Below are some of the plugins I found useful when writing Elm:

language-elm

language-elm provides syntax highlighting and snippets. It forms the basis for every other plugin described.

apm install language-elm

elm-format

elm-format in action

elm-format is like gofmt in that it formats Elm source code according to a standard set of rules based on the official Elm Style Guide. Installing the apm package is not enough though, you need to install the tool. I’d recommend using the following brew command which grabs the recipe from the homebrew-devel tap.

brew install homebrew/devel-only/elm-format --devel

The recipe by default installs elm-format for the last three(?) versions of Elm.
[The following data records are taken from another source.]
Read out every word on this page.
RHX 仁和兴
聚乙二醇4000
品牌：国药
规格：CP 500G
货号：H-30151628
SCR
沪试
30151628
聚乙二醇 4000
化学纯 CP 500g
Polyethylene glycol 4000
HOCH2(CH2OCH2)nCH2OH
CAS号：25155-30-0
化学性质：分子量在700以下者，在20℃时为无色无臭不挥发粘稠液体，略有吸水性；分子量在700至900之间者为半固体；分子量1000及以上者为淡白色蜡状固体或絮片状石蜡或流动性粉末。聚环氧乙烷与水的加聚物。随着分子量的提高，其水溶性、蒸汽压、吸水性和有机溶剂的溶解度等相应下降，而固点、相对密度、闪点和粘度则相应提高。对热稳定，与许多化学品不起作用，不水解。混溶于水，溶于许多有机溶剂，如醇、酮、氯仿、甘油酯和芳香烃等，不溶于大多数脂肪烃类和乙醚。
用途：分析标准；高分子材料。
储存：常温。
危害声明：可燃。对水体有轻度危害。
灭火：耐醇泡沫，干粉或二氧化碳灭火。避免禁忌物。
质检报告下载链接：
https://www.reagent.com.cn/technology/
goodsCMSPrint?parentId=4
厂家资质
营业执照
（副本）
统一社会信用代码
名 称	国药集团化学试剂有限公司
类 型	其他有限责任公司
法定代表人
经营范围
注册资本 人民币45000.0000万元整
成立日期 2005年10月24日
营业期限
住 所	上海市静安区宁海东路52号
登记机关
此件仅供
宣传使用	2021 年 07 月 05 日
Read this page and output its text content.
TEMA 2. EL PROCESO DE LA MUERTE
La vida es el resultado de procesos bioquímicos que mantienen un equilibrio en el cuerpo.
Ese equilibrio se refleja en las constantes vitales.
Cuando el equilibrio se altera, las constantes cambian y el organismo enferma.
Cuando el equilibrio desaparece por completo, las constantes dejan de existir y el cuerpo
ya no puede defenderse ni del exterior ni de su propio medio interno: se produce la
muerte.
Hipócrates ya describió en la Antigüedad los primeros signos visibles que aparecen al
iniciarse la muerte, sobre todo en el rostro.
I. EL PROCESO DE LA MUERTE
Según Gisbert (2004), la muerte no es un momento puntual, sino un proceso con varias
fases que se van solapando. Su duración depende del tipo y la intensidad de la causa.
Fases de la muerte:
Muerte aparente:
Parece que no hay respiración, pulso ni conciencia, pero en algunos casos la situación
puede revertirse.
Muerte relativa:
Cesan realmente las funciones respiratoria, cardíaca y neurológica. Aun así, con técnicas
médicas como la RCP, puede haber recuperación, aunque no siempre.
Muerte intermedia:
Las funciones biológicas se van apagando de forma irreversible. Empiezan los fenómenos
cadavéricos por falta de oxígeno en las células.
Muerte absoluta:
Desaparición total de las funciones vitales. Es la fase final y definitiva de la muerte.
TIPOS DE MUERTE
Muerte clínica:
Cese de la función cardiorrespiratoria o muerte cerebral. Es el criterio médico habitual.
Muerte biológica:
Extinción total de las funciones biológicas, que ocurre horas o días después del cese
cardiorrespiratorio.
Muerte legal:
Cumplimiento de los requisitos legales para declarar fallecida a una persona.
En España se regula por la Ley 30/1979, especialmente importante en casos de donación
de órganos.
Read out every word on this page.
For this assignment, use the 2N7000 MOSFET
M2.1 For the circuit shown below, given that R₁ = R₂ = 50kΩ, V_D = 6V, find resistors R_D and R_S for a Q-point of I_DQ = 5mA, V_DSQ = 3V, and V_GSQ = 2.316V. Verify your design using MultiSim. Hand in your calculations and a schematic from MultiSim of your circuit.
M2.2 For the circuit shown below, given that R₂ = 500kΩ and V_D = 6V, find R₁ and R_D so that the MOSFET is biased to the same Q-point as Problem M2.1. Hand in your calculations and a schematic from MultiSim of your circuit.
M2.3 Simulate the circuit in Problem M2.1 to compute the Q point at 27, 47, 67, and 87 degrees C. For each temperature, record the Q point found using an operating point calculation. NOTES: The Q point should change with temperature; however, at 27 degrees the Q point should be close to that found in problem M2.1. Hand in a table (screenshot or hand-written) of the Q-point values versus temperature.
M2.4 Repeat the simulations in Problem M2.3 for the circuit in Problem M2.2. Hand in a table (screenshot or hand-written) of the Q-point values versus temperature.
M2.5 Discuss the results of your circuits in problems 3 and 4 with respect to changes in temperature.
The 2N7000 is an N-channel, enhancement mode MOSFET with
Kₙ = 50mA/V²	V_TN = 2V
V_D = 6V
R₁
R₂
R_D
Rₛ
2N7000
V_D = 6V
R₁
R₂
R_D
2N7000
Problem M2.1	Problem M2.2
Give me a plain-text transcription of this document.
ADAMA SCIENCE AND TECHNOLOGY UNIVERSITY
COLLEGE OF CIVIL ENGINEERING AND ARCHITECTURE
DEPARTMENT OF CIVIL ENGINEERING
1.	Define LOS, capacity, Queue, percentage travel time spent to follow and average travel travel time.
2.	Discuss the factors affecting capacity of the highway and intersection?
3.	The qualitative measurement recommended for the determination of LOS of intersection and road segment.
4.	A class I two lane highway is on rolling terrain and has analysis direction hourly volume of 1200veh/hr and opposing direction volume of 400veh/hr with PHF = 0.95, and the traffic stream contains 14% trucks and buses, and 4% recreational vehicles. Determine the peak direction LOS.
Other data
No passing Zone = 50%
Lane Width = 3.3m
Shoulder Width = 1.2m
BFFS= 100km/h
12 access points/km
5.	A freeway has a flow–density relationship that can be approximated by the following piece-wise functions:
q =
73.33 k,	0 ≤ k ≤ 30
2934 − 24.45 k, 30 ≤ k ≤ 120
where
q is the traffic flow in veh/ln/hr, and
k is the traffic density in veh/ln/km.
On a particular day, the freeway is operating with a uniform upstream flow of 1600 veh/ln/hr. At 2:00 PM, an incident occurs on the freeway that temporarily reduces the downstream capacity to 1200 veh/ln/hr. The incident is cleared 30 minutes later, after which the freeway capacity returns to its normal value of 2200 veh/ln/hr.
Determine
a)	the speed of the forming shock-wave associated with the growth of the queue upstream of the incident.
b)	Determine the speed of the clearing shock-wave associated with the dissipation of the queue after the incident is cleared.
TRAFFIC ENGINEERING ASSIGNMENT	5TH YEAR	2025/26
We will need to create a symlink so that the atom package calls out to the right binary.

# Remember to substitute the version number if >= 0.19 is out
ln -s "$(brew --prefix)/bin/elm-format-0.18" /usr/local/bin/elm-format

Once installed, Elm code will format to match the styling guide on save.

apm install elm-format

linter-elm-make

elm-make in action

linter-elm-make brings in helpful error messages to Atom. It has options to lint as you type or on save.

Autocompletion

To enable autocompletion, we will need to install elm-oracle via npm. elm-oracle queries for information about values in Elm source files. I’d recommend to install it globally via [Yarn][yarn]:

yarn global add elm-oracle

elmjutsu

Once elm-oracle is available, we will need elmjutsu to enable proper autocomplete.

apm install elmjutsu

After installing elmjutsu, we need to disable autocomplete for language-elm and enable it for elmjutsu.